Revista Cultural Digital
ISSN: 1885-4524
Número
49 – Invierno 2018
Asociación Cultural Ars Creatio – Torrevieja

El silbido del viento era el único capaz de competir con el sonido de su flauta. Día tras día, Fralbert se sentaba en un oscuro rincón de la calle más solitaria de Balyeza. Allí, apoyaba su espalda contra la pared de una casa en ruinas y comenzaba a soplar su inseparable instrumento. Sus notas invadían toda la aldea forzando de alguna manera a sus habitantes a acercarse hasta aquel lóbrego lugar, guiados por una melodía seductora.
—¡Deja de soñar y regresa al trabajo! —quiso decirme mi padre, sordo de nacimiento, cuando solté la azada para dirigirme hasta el lugar donde tocaba Fralbert.
—Ahora mismo vuelvo —mentí.
Corrí tanto como pude, dejando atrás el campo de labranza y a mi enfurecido y atónito padre gritando y moviendo desafiante los brazos. Las calles eran un hervidero de aldeanos empujándose y apartándose para llegar cuanto antes a aquel oscuro rincón de donde procedía la música. Si nos preguntaran por qué corríamos, ninguno sabríamos explicarlo. Era obvio que el sonido de la flauta nos atrapaba de alguna manera, pero el cómo y el porqué escapan a mi entendimiento.

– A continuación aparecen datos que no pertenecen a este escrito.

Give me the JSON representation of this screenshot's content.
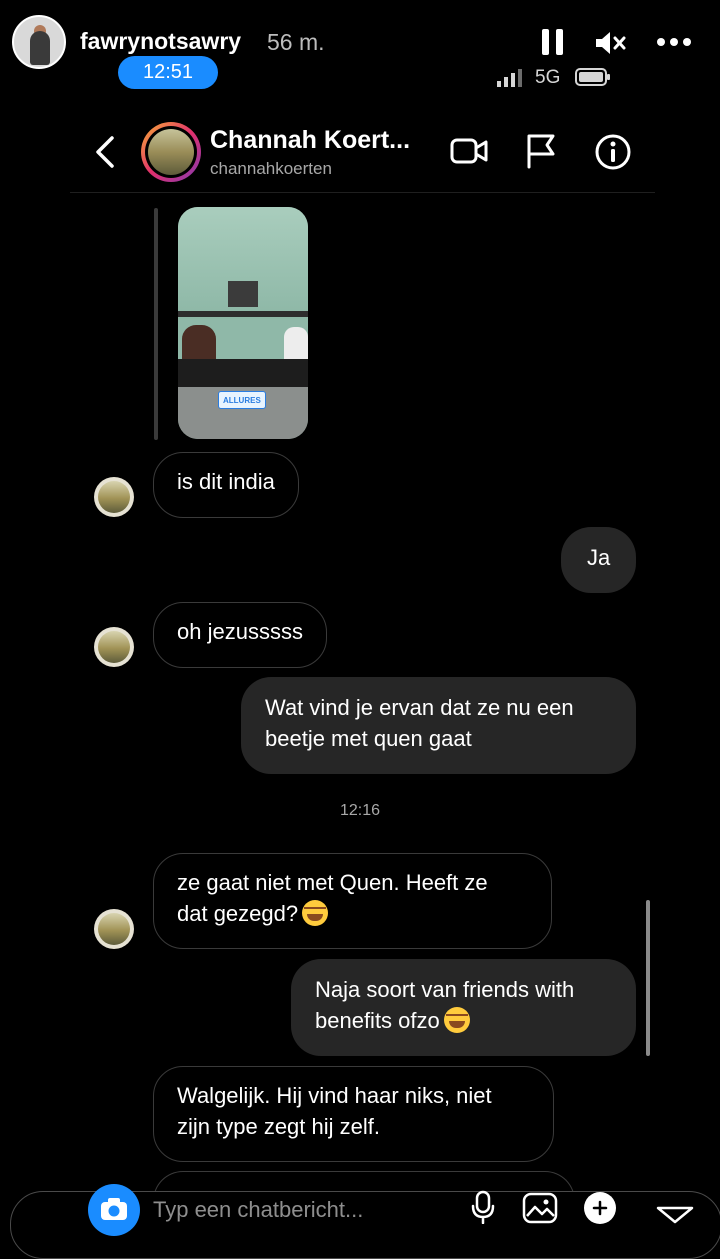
{
  "story": {
    "username": "fawrynotsawry",
    "age": "56 m.",
    "time": "12:51",
    "network": "5G",
    "icons": [
      "pause-icon",
      "mute-icon",
      "more-icon",
      "signal-icon",
      "battery-icon"
    ]
  },
  "thread": {
    "name": "Channah Koert...",
    "handle": "channahkoerten",
    "icons": [
      "back-icon",
      "video-call-icon",
      "flag-icon",
      "info-icon"
    ]
  },
  "shared_media": {
    "tag": "ALLURES"
  },
  "messages": [
    {
      "side": "in",
      "text": "is dit india"
    },
    {
      "side": "out",
      "text": "Ja"
    },
    {
      "side": "in",
      "text": "oh jezusssss"
    },
    {
      "side": "out",
      "lines": [
        "Wat vind je ervan dat ze nu een",
        "beetje met quen gaat"
      ]
    },
    {
      "side": "in",
      "lines": [
        "ze gaat niet met Quen. Heeft ze",
        "dat gezegd?"
      ],
      "emoji": "joy"
    },
    {
      "side": "out",
      "lines": [
        "Naja soort van friends with",
        "benefits ofzo"
      ],
      "emoji": "rofl"
    },
    {
      "side": "in",
      "lines": [
        "Walgelijk. Hij vind haar niks, niet",
        "zijn type zegt hij zelf."
      ]
    }
  ],
  "timestamp": "12:16",
  "composer": {
    "placeholder": "Typ een chatbericht..."
  },
  "colors": {
    "background": "#000000",
    "outgoing_bubble": "#262626",
    "incoming_border": "#3a3a3a",
    "accent_blue": "#1a8cff"
  }
}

Llegué jadeante y sudoroso y pude pelear por un sitio en segunda fila. En apenas unos instantes, más de cien personas nos agolpábamos alrededor de aquel extraño que permanecía sentado con su espalda apoyada en la pared, tocando su flauta y con el rostro cubierto por una capucha.
El silencio se apoderó de Balyeza cuando la melodía cesó. Los pájaros dejaron de cantar y hasta el viento desapareció dejando que la tranquilidad se adueñara del momento. El centenar de aldeanos que allí nos concentrábamos tragamos saliva y dejamos de respirar durante los breves instantes en que aquel desconocido procedía a descubrir su cara.
Una lágrima comenzó a resbalar por mi mejilla. Tras ésta, muchas más llegaron procedentes de ambos ojos. Apenas podía contener la emoción y el llanto al ver el rostro angelical de mi madre tras la capucha del flautista. Sin duda era ella. Hermosa y perfecta, como en mis recuerdos. Con su mirada dulce y su sonrisa tranquilizadora, la misma que mantuvo dibujada en su cara hasta el día en que murió... A mi lado, la señora Miglateria caía de rodillas llorando desconsolada mientras señalaba con los dos brazos extendidos a mi madre; pero ella lo llamaba Arnnant, como su marido fallecido tres ciclos solares atrás. Un poco más atrás, el grito desconsolado de una joven llamó mi atención. Entre sollozos, mientras miraba la figura de mi madre allí sentada, no dejaba de repetir el nombre de su hija, que había muerto de una grave enfermedad hacía dos semanas, y que parecía estar viendo tras el atuendo de flautista con el que vestía mi madre. No tardé en darme cuenta de que todos los que nos encontrábamos allí estábamos llorando, emocionados mientras mirábamos el rostro que había aparecido tras la capucha del misterioso flautista..., el de mi madre...
...El cantar del gallo hizo que me levantara de un salto dejando el jergón deshecho tras una noche inquieta. Me aseé con rapidez y cogí una hogaza de pan y una botella de leche que fui bebiendo mientras me dirigía, como cada día, al campo de labranza, donde me esperaba mi padre.
Jamás entenderé por qué cada mañana, cuando llego a su lado y le doy los buenos días, me brinda una mirada malhumorada y refleja en su rostro una mueca de incomprensión.